3 moments from history that rhyme with this story — and how they unfolded.

May-November 1998

Iridium constellation completion (1998)

Motorola spinoff Iridium completed a 66-satellite low-orbit network for global satellite phones at a cost of roughly $5 billion. Service launched in November 1998 with bulky handsets and high per-minute pricing.

Then

The company filed for Chapter 11 bankruptcy in August 1999, less than a year after service began, after enrolling only a fraction of projected subscribers.

Now

Assets were sold for $25 million in 2001 and the network was rescued for defense customers. A re-capitalized Iridium has since flown a successor constellation and remains the dominant satellite phone provider.

Why this matters now

A cautionary tale about completing an expensive global constellation just as the underlying market shifts. Viasat is finishing its geostationary system in an era when Starlink has already redefined what consumers expect from satellite broadband.

August 2017

Inmarsat Global Xpress completion (2017)

Inmarsat completed its four-satellite Global Xpress network, the first commercial high-throughput Ka-band system to span the entire planet, after launching the first I-5 satellite in 2013. The constellation cost roughly $1.6 billion.

Then

Global Xpress quickly became the connectivity backbone for thousands of ships, business aircraft, and military customers, and was central to Inmarsat's value proposition through the late 2010s.

Now

Inmarsat was acquired by Viasat in 2023 for $7.3 billion, in part because Global Xpress's Ka-band fleet complemented the in-development ViaSat-3 satellites.

Why this matters now

The most direct prior parallel: a global Ka-band geostationary broadband constellation completed by the company Viasat now owns. Sets the template for the customer base and use cases ViaSat-3 will serve.

December 2022-April 2024

O3b mPower partial launch and software issues (2022-2024)

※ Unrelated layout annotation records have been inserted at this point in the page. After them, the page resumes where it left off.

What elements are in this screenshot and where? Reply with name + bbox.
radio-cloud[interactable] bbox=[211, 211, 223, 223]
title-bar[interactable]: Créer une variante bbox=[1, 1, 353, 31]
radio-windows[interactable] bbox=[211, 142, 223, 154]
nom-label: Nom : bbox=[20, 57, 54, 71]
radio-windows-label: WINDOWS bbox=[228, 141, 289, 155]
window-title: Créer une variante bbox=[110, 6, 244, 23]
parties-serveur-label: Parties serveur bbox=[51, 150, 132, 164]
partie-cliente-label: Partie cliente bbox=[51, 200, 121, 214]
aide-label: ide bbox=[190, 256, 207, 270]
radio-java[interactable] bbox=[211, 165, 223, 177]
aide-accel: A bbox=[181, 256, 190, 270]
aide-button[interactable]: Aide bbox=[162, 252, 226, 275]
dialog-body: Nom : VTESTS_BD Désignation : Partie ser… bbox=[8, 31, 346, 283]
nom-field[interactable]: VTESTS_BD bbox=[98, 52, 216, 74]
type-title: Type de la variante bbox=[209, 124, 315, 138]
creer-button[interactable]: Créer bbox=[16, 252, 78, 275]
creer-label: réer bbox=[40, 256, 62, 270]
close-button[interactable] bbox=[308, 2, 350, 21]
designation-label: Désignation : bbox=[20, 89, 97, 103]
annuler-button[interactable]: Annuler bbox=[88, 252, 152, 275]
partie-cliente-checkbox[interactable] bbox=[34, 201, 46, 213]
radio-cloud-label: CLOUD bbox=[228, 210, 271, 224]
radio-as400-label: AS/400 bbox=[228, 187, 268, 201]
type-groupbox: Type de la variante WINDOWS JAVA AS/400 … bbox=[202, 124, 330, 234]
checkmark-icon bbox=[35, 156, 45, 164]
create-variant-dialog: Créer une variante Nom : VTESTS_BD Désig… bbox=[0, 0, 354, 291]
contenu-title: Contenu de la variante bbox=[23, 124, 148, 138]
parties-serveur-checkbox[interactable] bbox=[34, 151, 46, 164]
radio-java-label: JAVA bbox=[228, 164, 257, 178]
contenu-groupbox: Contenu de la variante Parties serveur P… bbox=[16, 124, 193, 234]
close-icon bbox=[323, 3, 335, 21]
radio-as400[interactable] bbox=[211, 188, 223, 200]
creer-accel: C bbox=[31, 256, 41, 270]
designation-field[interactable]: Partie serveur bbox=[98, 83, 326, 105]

SES launched the first batches of its medium-Earth-orbit O3b mPower constellation starting in December 2022. Power-control software problems on early satellites forced the operator to limit capacity and add four more spacecraft to the design.

Then

SES took a multi-hundred-million-dollar impairment and delayed full service entry by more than a year while it integrated additional satellites into the network.

Now

The constellation eventually entered commercial service but lost early-mover advantage in non-geostationary broadband to faster-deploying low-orbit competitors.

Why this matters now

Another recent example of a major broadband constellation losing time and money to spacecraft anomalies — exactly the dynamic Viasat experienced with the F1 antenna failure. Also illustrates how on-orbit setbacks compound when low-orbit rivals are gaining users every quarter.